Be that as it may, at some point the stone was either housed in, or was part of, the fabric of St Mary's Chapel. In 1730 the wall of St Mary's collapsed due to the excessive exertions of the verger, Abram Hammerton, undermining the foundations while digging graves. The collapse killed poor Abram and one other. His daughter Ester, who was his assistant, was trapped for seven hours in the grave under the debris, before being rescued. After recovering from her injuries, she succeeded her father as the verger. It was written that she had '...received a hurt that prevented her from ever wearing stays. In consequence of this and of her occupation in her father’s position, she ever afterwards used men's garments'.

The chapel’s remains were cleared away, but it was never rebuilt. The stone seems to have stayed beside the church until 1825, as 'The British Directory' entry places it there in 1793. In 1825 it was moved to the adjacent market square beside the old Elizabethan Town Hall. Its convenient shape and size made it useful as a horse-mounting block.

In 1840 the old Elizabethan building was pulled down to make way for a new town hall on the same site, in the centre of the square. The stone was moved to the yard of the Courts of Assizes outside Clattern House, a local government building about 150 yards beyond the marketplace. In 1850 it was placed on a heptagonal stone plinth located on an island in the road outside Clattern House.
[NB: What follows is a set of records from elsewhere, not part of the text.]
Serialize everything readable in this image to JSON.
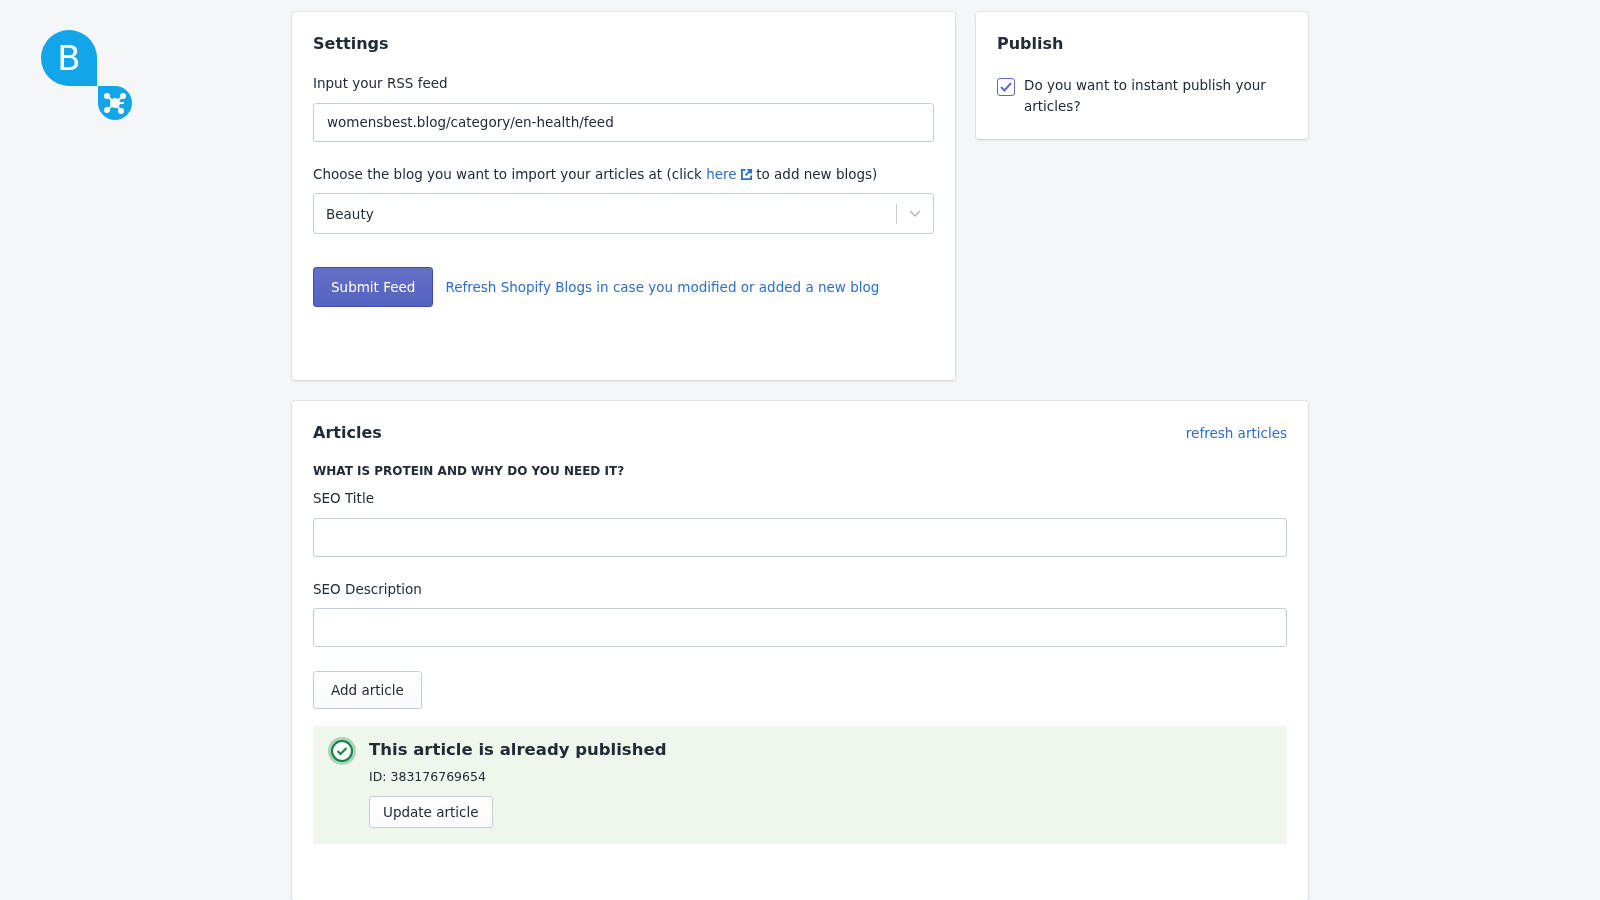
{
  "logo": {
    "letter": "B"
  },
  "settings": {
    "title": "Settings",
    "rss_label": "Input your RSS feed",
    "rss_value": "womensbest.blog/category/en-health/feed",
    "blog_label": {
      "before": "Choose the blog you want to import your articles at (click",
      "link": "here",
      "after": "to add new blogs)"
    },
    "blog_value": "Beauty",
    "submit": "Submit Feed",
    "refresh_link": "Refresh Shopify Blogs in case you modified or added a new blog"
  },
  "publish": {
    "title": "Publish",
    "option": {
      "label": "Do you want to instant publish your articles?",
      "checked": true
    }
  },
  "articles": {
    "title": "Articles",
    "refresh": "refresh articles",
    "article_title": "WHAT IS PROTEIN AND WHY DO YOU NEED IT?",
    "seo_title_label": "SEO Title",
    "seo_description_label": "SEO Description",
    "add_button": "Add article",
    "banner": {
      "published": true,
      "title": "This article is already published",
      "id": "ID: 383176769654",
      "button": "Update article"
    }
  }
}
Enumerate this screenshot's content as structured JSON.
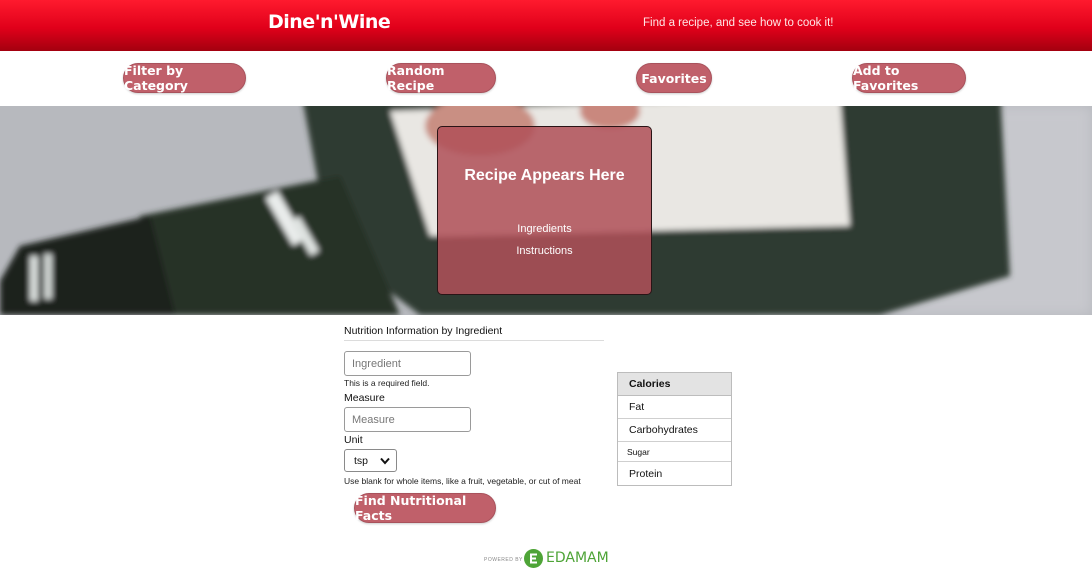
{
  "header": {
    "brand": "Dine'n'Wine",
    "tagline": "Find a recipe, and see how to cook it!"
  },
  "nav": {
    "filter_label": "Filter by Category",
    "random_label": "Random Recipe",
    "favorites_label": "Favorites",
    "add_favorites_label": "Add to Favorites"
  },
  "recipe": {
    "title": "Recipe Appears Here",
    "ingredients_label": "Ingredients",
    "instructions_label": "Instructions"
  },
  "nutrition_form": {
    "title": "Nutrition Information by Ingredient",
    "ingredient_placeholder": "Ingredient",
    "required_note": "This is a required field.",
    "measure_label": "Measure",
    "measure_placeholder": "Measure",
    "unit_label": "Unit",
    "unit_selected": "tsp",
    "unit_note": "Use blank for whole items, like a fruit, vegetable, or cut of meat",
    "submit_label": "Find Nutritional Facts"
  },
  "nutrition_table": {
    "rows": [
      "Calories",
      "Fat",
      "Carbohydrates",
      "Sugar",
      "Protein"
    ]
  },
  "footer": {
    "powered_by": "POWERED BY",
    "brand": "EDAMAM"
  },
  "colors": {
    "header_red": "#e0001a",
    "button_rose": "#c0606a",
    "edamam_green": "#4ea437"
  },
  "icons": {
    "select_arrow": "chevron-down-icon",
    "edamam_logo": "edamam-logo-icon"
  }
}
There it remained for 85 years until a new guildhall was built on the site of Clattern House in 1935. The stone and its mounting were moved temporarily to the memorial gardens on the other side of the town square until the new guildhall was completed. It was then returned to the front of the new guildhall building, where it remains to this day.

Romancing the Stone

The patriotic Burghers of Victorian England were not slow to promote Kingston's association with the stories of the Saxon kings' coronations and its connections with royalty. Bringing together the erroneous Kingston name and the King's Stone story, they seem to have come up with what must have seemed a good idea. Not being ones to let the lack of any substantive evidence get in the way of a good story, they took a leap of faith and rediscovered the Coronation Stone.

In 1850, the then lord mayor of Kingston, Alderman Gould, inaugurated the stone in its new position (on the traffic island in front of Clattern House). It was mounted on a plinth and surrounded with railings and seven piers surmounted with copies of Saxon spears. The names of the kings appear on the plinth, and a silver coin from each of the reigns is incorporated into the legend on its base. The inauguration was carried out on Thursday 19 September, 1850 and included a public holiday and celebrations with full Masonic honours by the Freemasons of Surrey. This was followed during the afternoon by a public dejeuner and aquatic sports and a grand display of fireworks on the river. This of course elevated the stone's position on the social ladder overnight, from boot-scraper to revered historical object.

1The one chronological omission from this list is Edgar the Peaceful c943 - 975. There is good evidence that he was crowned at Bath in 963, some four years after coming to the throne. He is therefore not claimed to be one of Kingston's kings.2The 'hundred' was a division of a shire - an area of land which could support one hundred families.3Maps published by George Humble in 1627, near the end of Speed's life, were attributed to Speed but were almost certainly not his work. The title reads: 'England, Wales, Scotland and Ireland described and abridged with ye historic relation of things of worthy memory from a farr larger volume. Done by John Speed'.